In this work, an in-situ synthetic, pyrolytic and carbonized method is elaborately demonstrated to prepare the nickel cobalt sulphide (NiCo2S4) nanoparticles (NPs)/carbon nitrogen nanosheets (CNNs) composites as a highly efficient bifunctional oxygen electrocatalyst for rechargeable Zn-air batteries (ZABs). Specifically, the in-situ synthesized NiCo2S4 NPs confined in cages of CNNs create a well-defined electron transfer hetero-interface with more exposed active sites. The combined NiCo2S4 NPs with the CNNs generate a synergistic effect, which provides effective electron transfer pathways to enhance the electrocatalytic behaviors, yielding a more positive half-wave potential (0.83 V) for oxygen reduction reaction (ORR) and a lower overpotential (360 mV at 10 mA cm−2) for oxygen evolution reaction (OER).

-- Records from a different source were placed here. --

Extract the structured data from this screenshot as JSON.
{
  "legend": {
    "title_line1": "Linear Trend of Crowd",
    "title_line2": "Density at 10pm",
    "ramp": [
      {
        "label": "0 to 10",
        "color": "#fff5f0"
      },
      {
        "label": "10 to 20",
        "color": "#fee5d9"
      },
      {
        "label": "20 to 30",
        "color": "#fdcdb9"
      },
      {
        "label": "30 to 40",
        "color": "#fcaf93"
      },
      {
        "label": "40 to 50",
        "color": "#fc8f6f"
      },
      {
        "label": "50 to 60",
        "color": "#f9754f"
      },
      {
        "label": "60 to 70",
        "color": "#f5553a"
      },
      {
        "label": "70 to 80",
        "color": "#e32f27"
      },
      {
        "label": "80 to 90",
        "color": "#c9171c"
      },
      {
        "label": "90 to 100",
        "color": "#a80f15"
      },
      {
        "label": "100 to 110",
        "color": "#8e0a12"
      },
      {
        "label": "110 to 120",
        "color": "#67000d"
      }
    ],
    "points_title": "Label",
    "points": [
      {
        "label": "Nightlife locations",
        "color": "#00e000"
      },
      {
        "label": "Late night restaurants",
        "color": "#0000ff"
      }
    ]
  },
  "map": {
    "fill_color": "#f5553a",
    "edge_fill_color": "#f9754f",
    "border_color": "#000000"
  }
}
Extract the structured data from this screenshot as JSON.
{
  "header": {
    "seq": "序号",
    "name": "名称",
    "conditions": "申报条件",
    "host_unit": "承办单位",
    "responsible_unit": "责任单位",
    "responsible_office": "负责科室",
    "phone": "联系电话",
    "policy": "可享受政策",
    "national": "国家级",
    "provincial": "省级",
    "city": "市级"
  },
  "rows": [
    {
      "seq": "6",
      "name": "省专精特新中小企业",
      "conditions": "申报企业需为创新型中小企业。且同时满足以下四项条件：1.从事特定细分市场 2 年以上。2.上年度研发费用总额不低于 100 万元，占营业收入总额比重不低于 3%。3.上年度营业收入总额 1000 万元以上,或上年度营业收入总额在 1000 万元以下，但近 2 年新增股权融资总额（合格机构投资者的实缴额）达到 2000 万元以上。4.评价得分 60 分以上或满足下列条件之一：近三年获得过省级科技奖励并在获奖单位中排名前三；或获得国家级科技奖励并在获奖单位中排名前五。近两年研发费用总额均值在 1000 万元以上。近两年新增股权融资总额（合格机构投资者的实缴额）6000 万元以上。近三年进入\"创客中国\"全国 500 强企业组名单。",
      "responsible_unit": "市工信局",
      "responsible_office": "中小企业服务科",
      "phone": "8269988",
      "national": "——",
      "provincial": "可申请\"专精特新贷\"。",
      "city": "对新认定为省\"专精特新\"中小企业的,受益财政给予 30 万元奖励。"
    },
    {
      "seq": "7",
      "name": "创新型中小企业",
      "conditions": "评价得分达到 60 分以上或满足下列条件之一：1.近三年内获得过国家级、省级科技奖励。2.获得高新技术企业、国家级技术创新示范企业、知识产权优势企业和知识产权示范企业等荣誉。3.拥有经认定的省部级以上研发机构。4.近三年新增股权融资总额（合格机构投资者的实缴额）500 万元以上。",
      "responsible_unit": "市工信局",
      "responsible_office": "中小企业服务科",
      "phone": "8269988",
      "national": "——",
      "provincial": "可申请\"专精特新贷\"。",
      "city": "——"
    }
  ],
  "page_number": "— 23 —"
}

As a proof of concept, the equipped ZABs exhibit a high peak power density of 92 mW cm−2 and a superior energy density of 1025 Wh kg−1 with robust cycling stability over 1000 cycles for 180 h, which are better than that of a commercially available Pt/C-RuO2 catalyst. The findings highlight the practical viability of the NiCo2S4/CNNs composites in rechargeable ZABs and provide a new approach for the efficient synthesis of bifunctional oxygen electrocatalyst in the future.